Deepfakes are posing significant challenges to forensic phonetics, undermining citizen security and trust in digital media. Thus, understanding the human ability to distinguish synthetic audio from authentic audio is crucial in addressing this growing threat.
Using PsychoPy, we conducted a perceptual experiment in which participants classified real and fake audio samples. The test featured Spanish and Japanese stimuli distributed to native speakers of each language to examine the impact of language knowledge on performance. Müller et al. (2022) and Mai et al. (2023) have explored this variable, whose results we aim to compare with our findings. Additionally, this study evaluates how speaking style (spontaneous vs. text reading) and familiarity with the speaker’s voice impact on performance.

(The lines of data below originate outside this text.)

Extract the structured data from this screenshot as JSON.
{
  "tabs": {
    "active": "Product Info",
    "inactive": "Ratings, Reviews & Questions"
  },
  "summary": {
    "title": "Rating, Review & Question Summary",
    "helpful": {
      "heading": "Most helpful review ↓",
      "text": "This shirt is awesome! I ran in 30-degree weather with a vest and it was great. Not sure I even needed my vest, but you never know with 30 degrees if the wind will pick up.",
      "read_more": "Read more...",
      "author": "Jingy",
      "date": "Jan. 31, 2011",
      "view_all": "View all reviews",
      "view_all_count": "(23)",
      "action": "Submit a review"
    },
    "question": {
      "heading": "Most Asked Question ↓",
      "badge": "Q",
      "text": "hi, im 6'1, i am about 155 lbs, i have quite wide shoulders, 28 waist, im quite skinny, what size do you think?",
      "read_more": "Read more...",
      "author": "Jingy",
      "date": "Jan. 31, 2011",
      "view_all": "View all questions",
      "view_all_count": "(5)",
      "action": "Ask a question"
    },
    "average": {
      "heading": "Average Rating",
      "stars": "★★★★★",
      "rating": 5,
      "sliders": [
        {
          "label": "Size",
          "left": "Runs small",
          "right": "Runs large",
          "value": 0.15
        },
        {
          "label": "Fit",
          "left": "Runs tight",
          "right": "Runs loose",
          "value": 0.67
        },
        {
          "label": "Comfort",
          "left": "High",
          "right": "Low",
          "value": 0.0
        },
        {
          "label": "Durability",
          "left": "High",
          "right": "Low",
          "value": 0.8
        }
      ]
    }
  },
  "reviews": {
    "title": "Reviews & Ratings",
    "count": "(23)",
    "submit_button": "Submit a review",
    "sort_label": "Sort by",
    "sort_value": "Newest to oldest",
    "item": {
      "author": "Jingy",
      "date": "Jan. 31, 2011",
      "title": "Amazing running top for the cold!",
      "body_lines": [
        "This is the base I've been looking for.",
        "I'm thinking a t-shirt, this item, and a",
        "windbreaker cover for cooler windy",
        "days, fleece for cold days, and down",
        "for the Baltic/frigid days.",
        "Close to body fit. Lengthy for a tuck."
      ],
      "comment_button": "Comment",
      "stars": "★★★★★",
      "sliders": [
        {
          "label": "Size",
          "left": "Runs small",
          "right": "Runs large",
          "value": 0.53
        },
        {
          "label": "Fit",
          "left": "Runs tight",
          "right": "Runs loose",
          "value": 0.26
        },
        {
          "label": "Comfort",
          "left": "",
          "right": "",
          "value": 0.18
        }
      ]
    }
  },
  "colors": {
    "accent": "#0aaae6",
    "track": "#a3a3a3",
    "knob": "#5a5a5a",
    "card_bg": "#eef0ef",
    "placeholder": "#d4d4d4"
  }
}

The experiment includes 80 voice samples (8–10 seconds per stimulus), 50% real and 50% fake. For the real spontaneous speech samples, we selected 10 Spanish stimuli from VoxCeleb-ESP (Labrador et al., 2023) and 10 Japanese stimuli from EACELEB (Caulley, Yang, & Anderson, 2022). For the 20 real text-reading samples, 20 Spanish and Japanese were sourced from LibriVox and YouTube audiobooks. Furthermore, these 40 real stimuli (spontaneous and text reading) were cloned using Eleven Labs to generate their synthetic counterparts.